RE/FORESTATION 4.0

RE/FORESTATION 4.0

„It’s always easier to destroy, than restore.“

environment and industry 4.0:

We explore relation between environment and industry 4.0. Effectivity increase of industry in the form of ever-growing production and consumption is in the direct conflict with lasting sustainability, which is a necessity for our survival in the global scale. Tangible schizophrenia of contemporary society’s course is a consequence of following set trends that are confronted with phenomena influencing our environment. We assume the ecological crisis on the planetary scale is upon us and that its next phase will bring many changes into our lives. Smaller and bigger collapses has been striking our species since the beginning, but it is only now that the scope of their impact has become global and irreversible.
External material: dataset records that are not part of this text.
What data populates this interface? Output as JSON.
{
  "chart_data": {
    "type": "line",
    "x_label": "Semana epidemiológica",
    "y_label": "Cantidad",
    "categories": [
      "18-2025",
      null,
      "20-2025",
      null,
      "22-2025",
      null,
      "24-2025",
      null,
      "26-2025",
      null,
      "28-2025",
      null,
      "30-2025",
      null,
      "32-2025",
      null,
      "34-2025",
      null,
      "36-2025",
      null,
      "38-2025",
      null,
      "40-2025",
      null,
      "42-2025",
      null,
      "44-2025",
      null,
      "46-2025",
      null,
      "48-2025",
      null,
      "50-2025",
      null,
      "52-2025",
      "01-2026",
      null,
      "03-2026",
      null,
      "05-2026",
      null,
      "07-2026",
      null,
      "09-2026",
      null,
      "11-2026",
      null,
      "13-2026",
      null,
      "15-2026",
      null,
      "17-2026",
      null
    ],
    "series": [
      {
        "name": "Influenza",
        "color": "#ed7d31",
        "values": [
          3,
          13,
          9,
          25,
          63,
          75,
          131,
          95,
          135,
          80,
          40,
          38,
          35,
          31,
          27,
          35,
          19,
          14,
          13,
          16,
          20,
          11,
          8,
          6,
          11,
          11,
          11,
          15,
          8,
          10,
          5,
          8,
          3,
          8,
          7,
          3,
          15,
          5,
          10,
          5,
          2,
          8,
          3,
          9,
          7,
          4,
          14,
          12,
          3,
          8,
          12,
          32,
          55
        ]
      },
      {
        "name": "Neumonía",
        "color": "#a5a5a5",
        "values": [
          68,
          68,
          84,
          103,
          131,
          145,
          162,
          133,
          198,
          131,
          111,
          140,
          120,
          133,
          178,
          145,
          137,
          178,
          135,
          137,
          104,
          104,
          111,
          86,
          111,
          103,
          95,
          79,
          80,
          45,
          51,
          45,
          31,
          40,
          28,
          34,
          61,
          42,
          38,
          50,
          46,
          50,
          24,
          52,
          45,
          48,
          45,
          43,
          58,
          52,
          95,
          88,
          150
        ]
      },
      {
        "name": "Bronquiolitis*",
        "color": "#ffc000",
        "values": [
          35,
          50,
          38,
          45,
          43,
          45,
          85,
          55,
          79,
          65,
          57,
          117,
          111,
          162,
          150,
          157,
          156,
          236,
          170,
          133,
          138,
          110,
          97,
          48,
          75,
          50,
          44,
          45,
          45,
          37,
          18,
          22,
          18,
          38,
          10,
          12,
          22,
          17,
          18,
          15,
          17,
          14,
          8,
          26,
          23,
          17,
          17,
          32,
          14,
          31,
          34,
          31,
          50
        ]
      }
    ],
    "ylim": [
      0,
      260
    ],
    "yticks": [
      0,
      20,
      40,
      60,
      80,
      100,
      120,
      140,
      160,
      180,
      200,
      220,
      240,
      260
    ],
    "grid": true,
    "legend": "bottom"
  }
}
Fully automated industry is presented as a tool for improving people’s lives and has become relentless destroyer of the environment where the very same people live. We use more and more advanced instruments for the extraction of natural resources. Therefore we leave ever deeper cuts on the face of Earth. Machines are just accelerating this irreversible process. It is a paradox that the same machines that we use for such exploitation are useless for rebuilding what has been damaged. Blind effectivity-driven orientation without notion of consequences or means of remedy is a common factor in most industrial fields.   

 

 

 

a forest and a machine:

We focus on local context within this global topic, ones that directly impact our immediate surroundings. Forest is a key biotop of Central Europe. Its positive influence on local climate is fundamental. At the same time, it is a material resource and current economy demands for it to be exploited as effectively as possible. Our intention is primarily to address this cyclical automatism of overproduction-overconsumption and its possible result, which is an environment uninhabitable for mankind. The more sophisticated the means are, the faster the exploitation of resources is. In the case of forests this process is irreversible. Modern harvesters can cut down a tree that has been growing for decades in mere seconds. Attempts at making this process faster result in exhaustion of the soil.

 

inversion of the process:

Our concept deals with the hypothesis of inversion of the process of cutting and sawing of timber. We use tools and elements made by this process to recreate the original natural form, for wood is not just a material, it is a tissue of living organisms. Organisms that are fragile and yet essential for our survival. Machines, despite their surgical accuracy, are not capable of mending the wounds that they caused themselves. This reveals the impossibility of a simple paradigm inversion. Attempts at such inversion are unconvincing imitations of the original - basically just unfunctional assemblages. 

 

installation description:

Similarly to the process of destruction and recovery, the installation itself contains certain dichotomy. Its destructive part takes place in the forest, where an industrial robot turns tree trunks into timber. This process is recorded and then present at the installation in the form of large projection and serves as a background to the main motive of renewal of the original natural forms.

The mentioned renewal is executed by a pair of industrial robots, equipped with products of cutting and sawing - a timber of exact shapes and dimensions, made out of exactly one tree trunk. Mathematically, their total sum should therefore be a reassembled tree, but the machines are operating only based on algorithms and logic, which seems desperately inefficient, even naive, when dealing with recreation of delicate bonds that has been severed. So despite the fact that elements of corresponding dimensions are placed on appropriate places, the emerging compound lacks the most important thing - life. The creations of this slightly bizarre process are not dissimilar to Frankenstein’s monster and in some sense share its fate. They both represent a warning of the irreversibility of human interventions into natural structures that keep us and our environment alive.

The by-product of the whole process are the assemblage objects that stand as a memento of the above mentioned themselves. However, the more important thing is the process itself and its perception by the visitors. We use new technologies to uplift and deepen metaphorical and poetic potential of the installation. They serve merely as a tool for reaching its goal, they are not the purpose or the result.